MHA for Trinity North
- In office 1956–1966
- Preceded by: Samuel J. Hefferton
- Succeeded by: C. Maxwell Lane

Personal details
- Born: June 19, 1920 Catalina, Dominion of Newfoundland
- Died: April 16, 2010 (aged 89) St. John's, Newfoundland and Labrador
- Party: Liberal Party of Newfoundland and Labrador
- Occupation: lawyer

= Arthur S. Mifflin =

Canadian judge and politician

Arthur Samuel Mifflin (June 19, 1920 – April 16, 2010) was a Canadian politician and judge.
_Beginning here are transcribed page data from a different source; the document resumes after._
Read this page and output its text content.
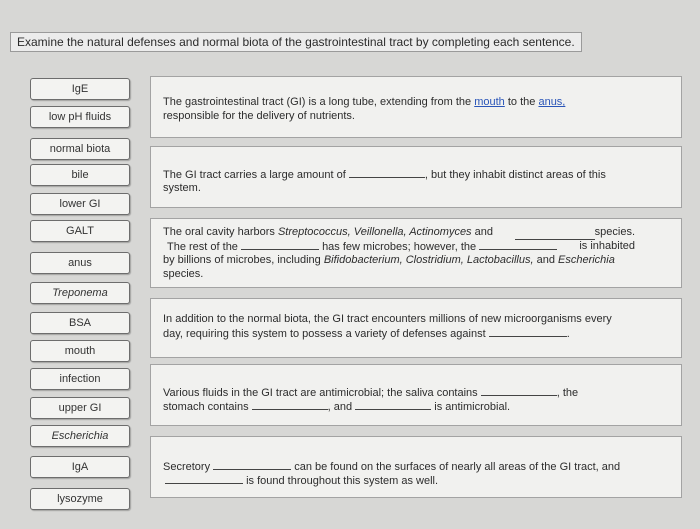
Examine the natural defenses and normal biota of the gastrointestinal tract by completing each sentence.
IgE
low pH fluids
normal biota
bile
lower GI
GALT
anus
Treponema
BSA
mouth
infection
upper GI
Escherichia
IgA
lysozyme
The gastrointestinal tract (GI) is a long tube, extending from the mouth to the anus,
responsible for the delivery of nutrients.
The GI tract carries a large amount of	, but they inhabit distinct areas of this
system.
The oral cavity harbors Streptococcus, Veillonella, Actinomyces and	species.
The rest of the	has few microbes; however, the	is inhabited
by billions of microbes, including Bifidobacterium, Clostridium, Lactobacillus, and Escherichia
species.
In addition to the normal biota, the GI tract encounters millions of new microorganisms every
day, requiring this system to possess a variety of defenses against	.
Various fluids in the GI tract are antimicrobial; the saliva contains	, the
stomach contains	, and	is antimicrobial.
Secretory	can be found on the surfaces of nearly all areas of the GI tract, and
is found throughout this system as well.
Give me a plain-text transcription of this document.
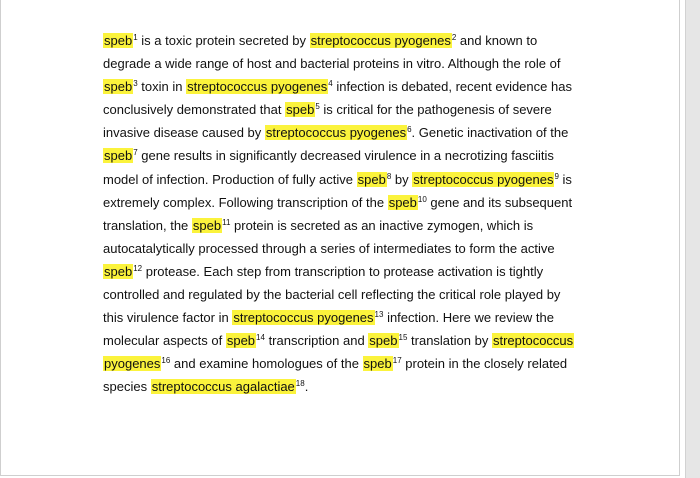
speb$^1$ is a toxic protein secreted by streptococcus pyogenes$^2$ and known to
degrade a wide range of host and bacterial proteins in vitro. Although the role of
speb$^3$ toxin in streptococcus pyogenes$^4$ infection is debated, recent evidence has
conclusively demonstrated that speb$^5$ is critical for the pathogenesis of severe
invasive disease caused by streptococcus pyogenes$^6$. Genetic inactivation of the
speb$^7$ gene results in significantly decreased virulence in a necrotizing fasciitis
model of infection. Production of fully active speb$^8$ by streptococcus pyogenes$^9$ is
extremely complex. Following transcription of the speb$^{10}$ gene and its subsequent
translation, the speb$^{11}$ protein is secreted as an inactive zymogen, which is
autocatalytically processed through a series of intermediates to form the active
speb$^{12}$ protease. Each step from transcription to protease activation is tightly
controlled and regulated by the bacterial cell reflecting the critical role played by
this virulence factor in streptococcus pyogenes$^{13}$ infection. Here we review the
molecular aspects of speb$^{14}$ transcription and speb$^{15}$ translation by streptococcus
pyogenes$^{16}$ and examine homologues of the speb$^{17}$ protein in the closely related
species streptococcus agalactiae$^{18}$.
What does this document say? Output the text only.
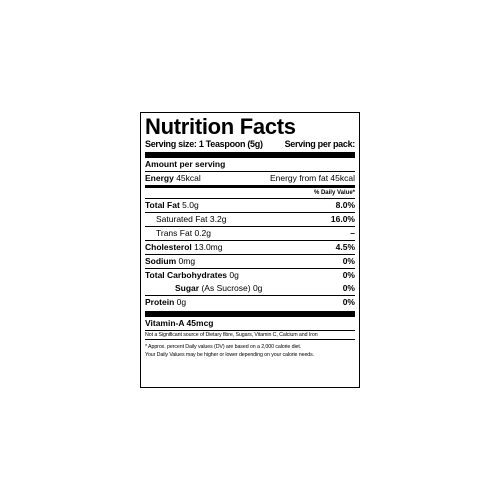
Nutrition Facts
Serving size: 1 Teaspoon (5g) Serving per pack:
Amount per serving
Energy 45kcal	Energy from fat 45kcal
% Daily Value*
Total Fat 5.0g	8.0%
Saturated Fat 3.2g	16.0%
Trans Fat 0.2g	–
Cholesterol 13.0mg	4.5%
Sodium 0mg	0%
Total Carbohydrates 0g	0%
Sugar (As Sucrose) 0g	0%
Protein 0g	0%
Vitamin-A 45mcg
Not a Significant source of Dietary fibre, Sugars, Vitamin C, Calcium and Iron
* Approx. percent Daily values (DV) are based on a 2,000 calorie diet.
Your Daily Values may be higher or lower depending on your calorie needs.
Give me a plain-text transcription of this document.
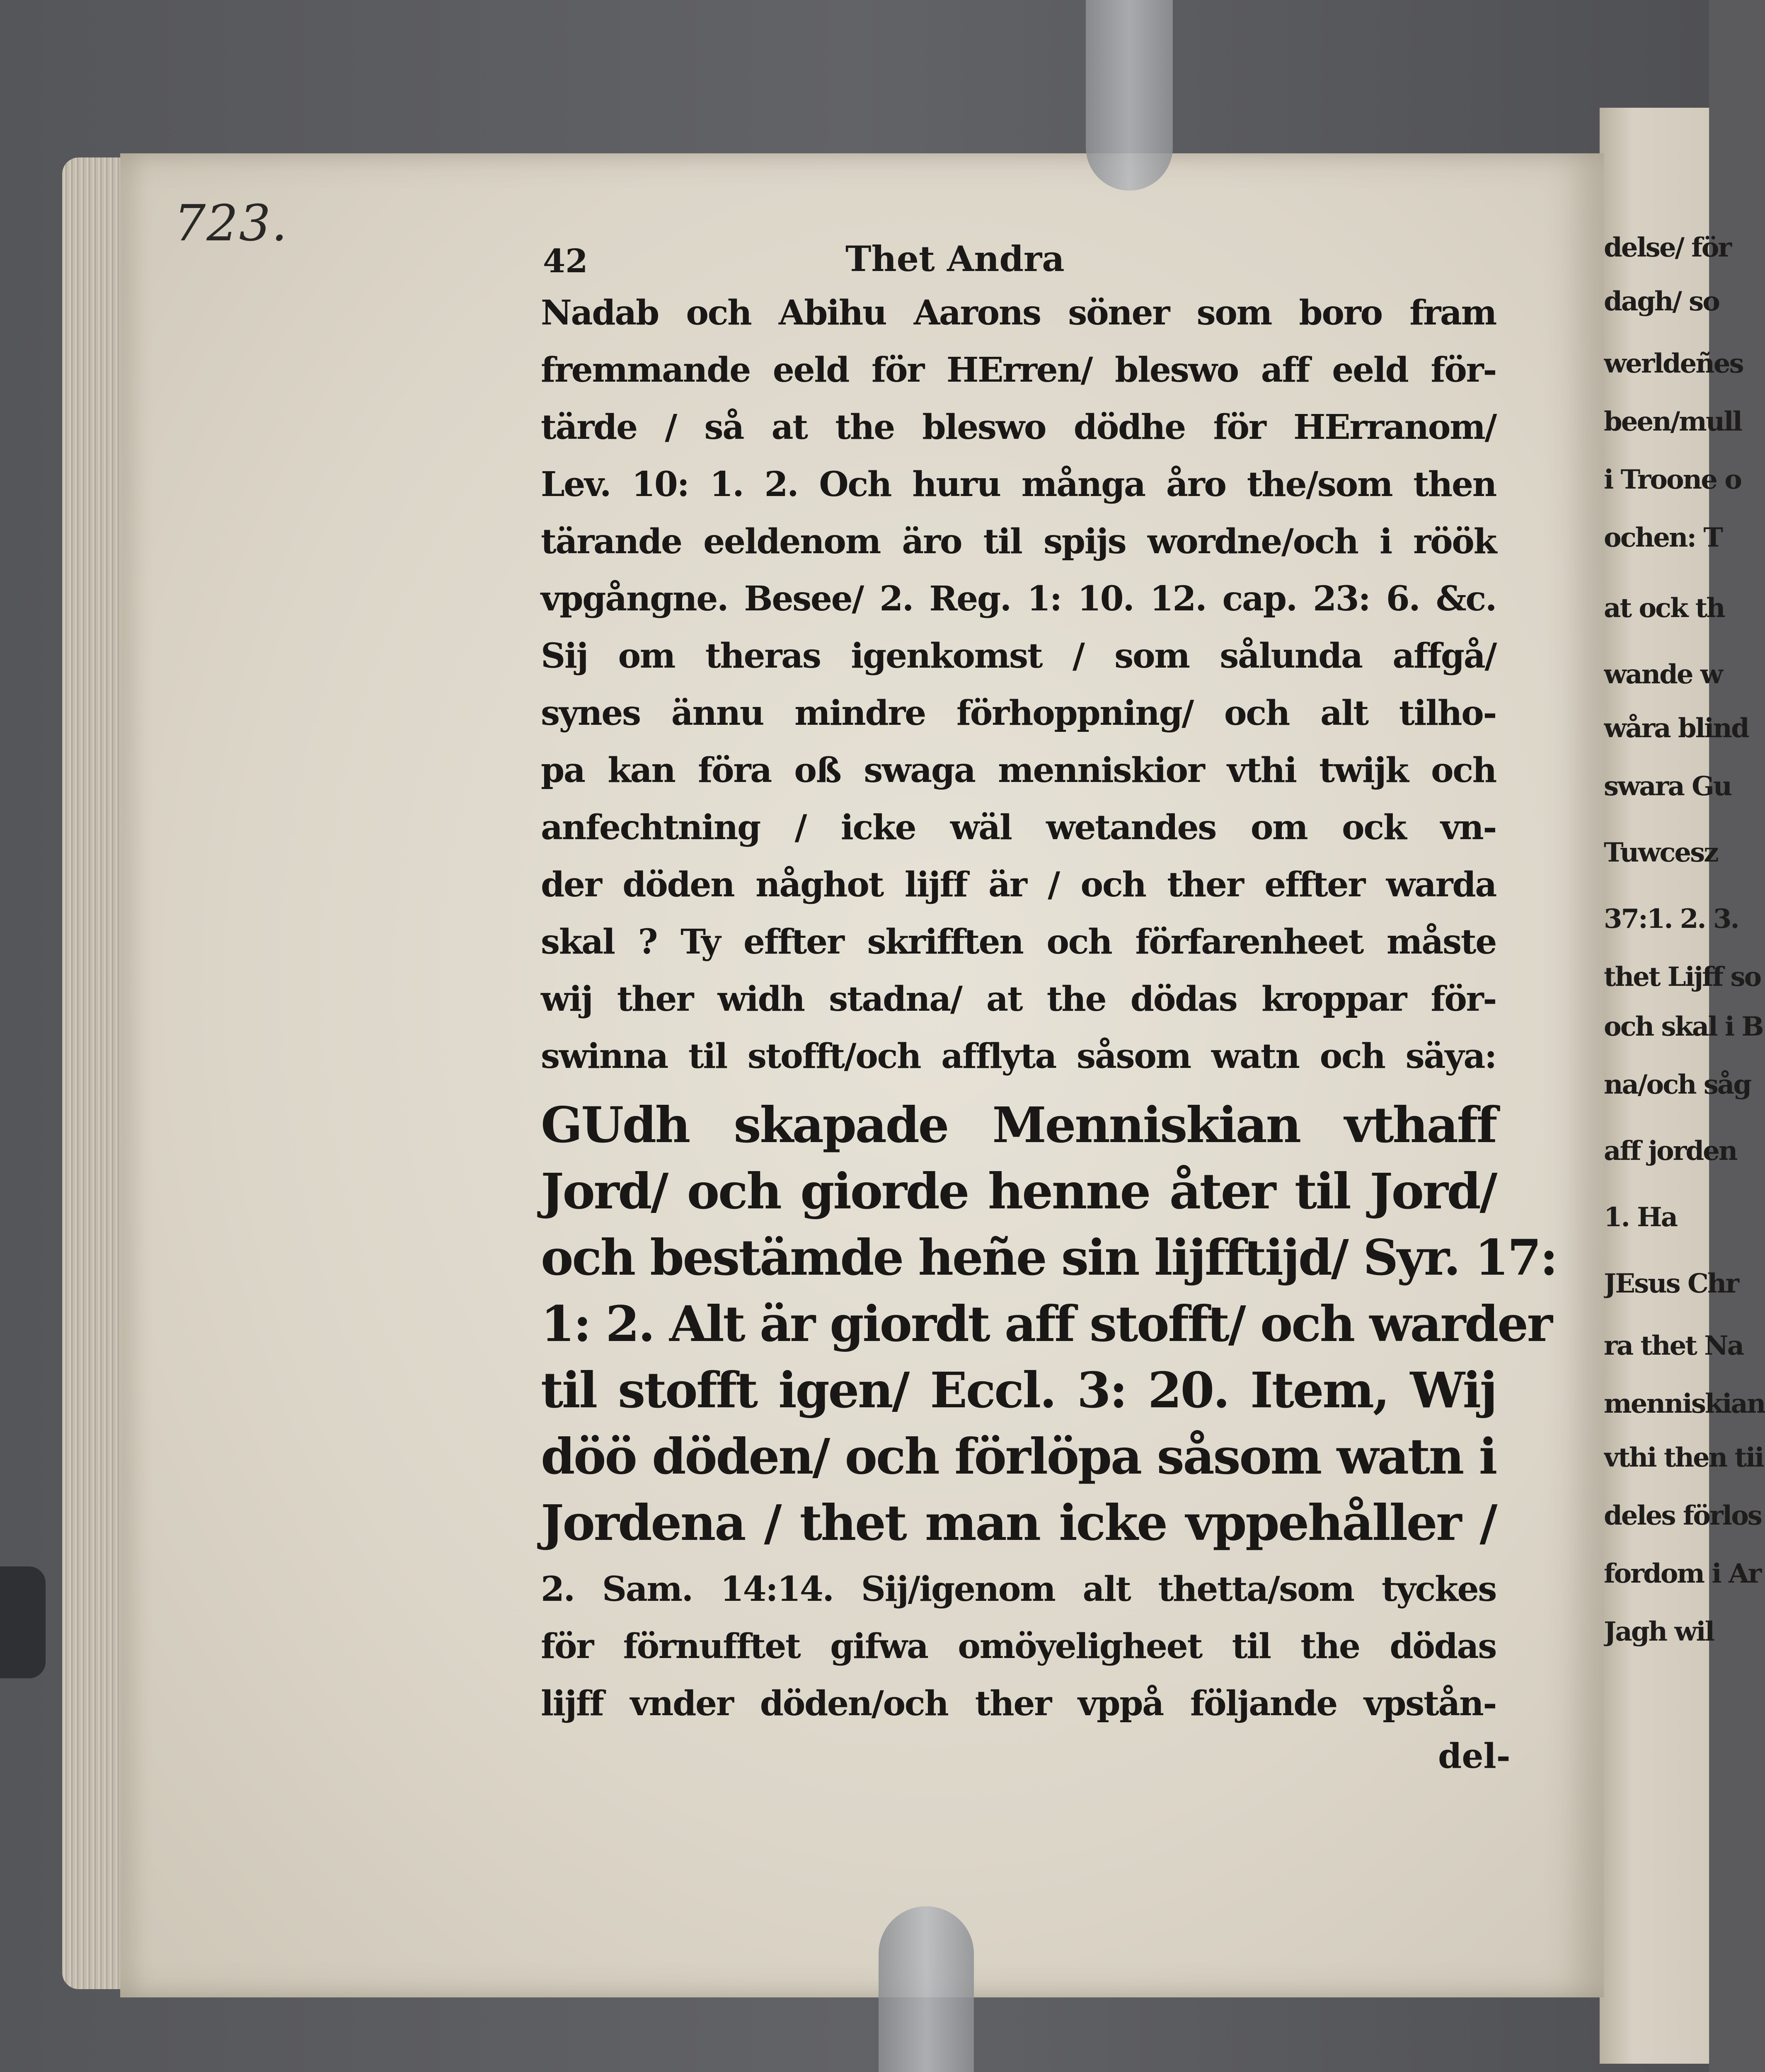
delse/ för
dagh/ so
werldeñes
been/mull
i Troone o
ochen: T
at ock th
wande w
wåra blind
swara Gu
Tuwcesz
37:1. 2. 3.
thet Lijff so
och skal i B
na/och såg
aff jorden
1. Ha
JEsus Chr
ra thet Na
menniskian
vthi then tii
deles förlos
fordom i Ar
Jagh wil
723.
42	Thet Andra
Nadab och Abihu Aarons söner som boro fram
fremmande eeld för HErren/ bleswo aff eeld för-
tärde / så at the bleswo dödhe för HErranom/
Lev. 10: 1. 2. Och huru många åro the/som then
tärande eeldenom äro til spijs wordne/och i röök
vpgångne. Besee/ 2. Reg. 1: 10. 12. cap. 23: 6. &c.
Sij om theras igenkomst / som sålunda affgå/
synes ännu mindre förhoppning/ och alt tilho-
pa kan föra oß swaga menniskior vthi twijk och
anfechtning / icke wäl wetandes om ock vn-
der döden någhot lijff är / och ther effter warda
skal ? Ty effter skrifften och förfarenheet måste
wij ther widh stadna/ at the dödas kroppar för-
swinna til stofft/och afflyta såsom watn och säya:
GUdh skapade Menniskian vthaff
Jord/ och giorde henne åter til Jord/
och bestämde heñe sin lijfftijd/ Syr. 17:
1: 2. Alt är giordt aff stofft/ och warder
til stofft igen/ Eccl. 3: 20. Item, Wij
döö döden/ och förlöpa såsom watn i
Jordena / thet man icke vppehåller /
2. Sam. 14:14. Sij/igenom alt thetta/som tyckes
för förnufftet gifwa omöyeligheet til the dödas
lijff vnder döden/och ther vppå följande vpstån-
del-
He represented the electoral district of Trinity North in the Newfoundland and Labrador House of Assembly from 1956 to 1966. He was a member of the Liberal Party of Newfoundland and Labrador.

The son of Samuel W. Mifflin and Blanche Manuel, he was born in Catalina and was educated in Catalina, at Memorial University College, at the University of King's College and at Dalhousie University. Mifflin was called to the Newfoundland bar in 1947 and set up practice in St. John's. He was named Queen's Counsel in 1958. In 1964, he was named to the Supreme Court of Newfoundland. In 1975, he was named Chief Justice in the Trials Division of the Supreme Court and he was Chief Justice for the Appeals Division from 1979 until 1986, when he was named a supernumerary justice.

He died at St. Clare's Mercy Hospital in St. John's at the age of 89.